Он повернулся к ней спиной и направился к туннелю, ведущему наружу.
Глаза Рапсодии широко раскрылись, изумрудная радужная оболочка посветлела, приобретя цвет весенней травы. Акмед успел краем глаза уловить изменение. Он вспомнил, что это обозначает: Рапсодия чего-то боялась.
Он обернулся и открыл рот, чтобы спросить, что ее напугало.
Но не успел этого сделать, поскольку увидел, как окрашенная кровью вода хлынула на пол каменной пещеры у ее ног.
* * *
И мир вокруг изменился.
Рука Рапсодии метнулась к животу, лицо исказилось, она согнулась. С ее губ сорвался крик боли, и она протянула дрожащую руку, чтобы опереться о стену пещеры.
Акмед вдруг ощутил ледяной холод, тепло разом вытянуло из туннеля. Его гнев исчез, голова слегка закружилась. Он схватил Рапсодию за руку и обнаружил, что ее тело стало холодным, словно погас горевший в ней огонь стихии.
Воздух наполнился разрядами статического электричества, и в ореоле ярких искр появилась драконица, скользившая по горе серебра, словно жидкая молния. Ее удивительный голос отразился от стен пещеры.
– Прелестница?
Рапсодия пыталась устоять, но ноги у нее подкосились, и она соскользнула на пол. Она открыла рот, чтобы заговорить, но с ее губ сорвался стон боли.
– Твой муж уже совсем рядом, – сказала Элинсинос, и ее голос прозвучал спокойно и решительно, но Акмед заметил страх в ее фасеточных глазах. – Я почувствовала его появление на берегу реки, примерно в лиге отсюда.
Глаза Рапсодии встретились с глазами короля болгов.
– Кринсель, – прошептала она. – Пожалуйста.
Акмед с трудом проглотил горечь, слегка сжал ладонь Рапсодии, затем выпустил ее и, наклонившись, обмакнул край своего плаща в ее кровь. И помчался к выходу из пещеры.
Повитуха сидела у входа в логово. На болгише Акмед приказал ей бежать в пещеру и помочь Рапсодии. Поскольку в этом языке было много горловых звуков, сейчас Акмеду было легче говорить на нем.

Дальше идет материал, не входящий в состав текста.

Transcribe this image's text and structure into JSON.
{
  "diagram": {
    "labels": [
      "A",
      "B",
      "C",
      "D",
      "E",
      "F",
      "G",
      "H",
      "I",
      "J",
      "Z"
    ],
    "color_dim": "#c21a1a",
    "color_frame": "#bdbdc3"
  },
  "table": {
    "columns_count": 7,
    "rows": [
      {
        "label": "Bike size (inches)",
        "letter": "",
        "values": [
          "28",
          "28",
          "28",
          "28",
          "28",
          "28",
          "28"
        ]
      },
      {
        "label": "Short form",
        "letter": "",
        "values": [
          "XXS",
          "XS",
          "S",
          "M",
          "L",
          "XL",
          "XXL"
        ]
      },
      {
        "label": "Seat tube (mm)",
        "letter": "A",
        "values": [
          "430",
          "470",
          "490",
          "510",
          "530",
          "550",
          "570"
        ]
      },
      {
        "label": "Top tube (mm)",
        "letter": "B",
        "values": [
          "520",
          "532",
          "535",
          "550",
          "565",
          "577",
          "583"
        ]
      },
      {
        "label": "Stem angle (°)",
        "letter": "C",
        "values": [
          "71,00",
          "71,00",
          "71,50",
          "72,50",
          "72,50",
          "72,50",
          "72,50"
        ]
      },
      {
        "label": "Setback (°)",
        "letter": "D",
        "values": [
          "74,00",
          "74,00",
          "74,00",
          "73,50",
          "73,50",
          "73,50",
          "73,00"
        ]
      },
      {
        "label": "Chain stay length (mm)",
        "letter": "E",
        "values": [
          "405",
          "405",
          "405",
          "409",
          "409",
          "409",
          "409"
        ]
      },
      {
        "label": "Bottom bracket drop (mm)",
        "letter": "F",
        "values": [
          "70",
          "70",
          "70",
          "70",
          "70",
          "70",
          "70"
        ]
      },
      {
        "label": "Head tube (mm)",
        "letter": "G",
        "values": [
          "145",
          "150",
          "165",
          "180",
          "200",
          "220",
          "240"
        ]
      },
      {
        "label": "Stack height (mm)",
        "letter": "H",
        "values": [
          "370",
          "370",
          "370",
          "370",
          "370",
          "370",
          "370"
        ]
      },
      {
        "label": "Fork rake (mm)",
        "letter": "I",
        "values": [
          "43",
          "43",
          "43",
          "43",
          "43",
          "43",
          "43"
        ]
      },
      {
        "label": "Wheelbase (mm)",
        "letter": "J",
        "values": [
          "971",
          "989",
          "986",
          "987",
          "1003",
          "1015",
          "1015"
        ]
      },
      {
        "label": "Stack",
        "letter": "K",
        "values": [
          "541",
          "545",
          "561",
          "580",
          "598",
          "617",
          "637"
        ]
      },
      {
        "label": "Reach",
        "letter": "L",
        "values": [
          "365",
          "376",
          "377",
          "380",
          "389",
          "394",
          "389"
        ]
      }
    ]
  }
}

Когда женщина скрылась в мерцающем сумраке туннеля, Акмед втянул в себя воздух, сделал несколько шагов подальше от входа и поднял край плаща так, чтобы его подхватил ветер.
Он подождал, когда ветер унесет запах крови, повернулся и поспешил обратно в логово драконицы.
* * *
В двух милях от пещеры склонившийся над водой притока Тарафель Эши резко выпрямился. Он стряхнул ледяные капли на оттаявшую всего на несколько недель землю и провел рукавом по лицу, чтобы вытереть нос и глаза.
Дракон в его крови проснулся. И незначительные и совершенно незаметные детали окружающего мира вдруг обрели удивительную четкость и выросли до гигантских размеров. Теперь Эши воспринимал мельчайшие нюансы: тончайшие лучики света и едва слышные звуки, издаваемые всем, что живет под солнцем. Каждая пожухлая травинка под каждым лишенным листвы деревом, каждое перышко всех птиц, пролетавших у него над головой, каждая заиндевевшая ветка кустарника предстали перед его мысленным взором – точнее, перед взором древнего существа, обитавшего в его крови.
И он узнал капли крови, принесенные ветром, узнал с такой же уверенностью, как свое имя.
Более того, там была кровь, смешанная с ее кровью, эхом напомнившая ему о своей крови.
С помощью драконьего чутья Эши мгновенно оглядел участок земли между рекой и пещерой драконицы.
«Две мили полета ворона, – подумал он, подавляя нахлынувший страх. – И по меньшей мере десять миль, если он перейдет реку в удобном месте и минует самые заросшие участки девственного леса, где не было даже звериных троп и где до сих пор лежал глубокий снег».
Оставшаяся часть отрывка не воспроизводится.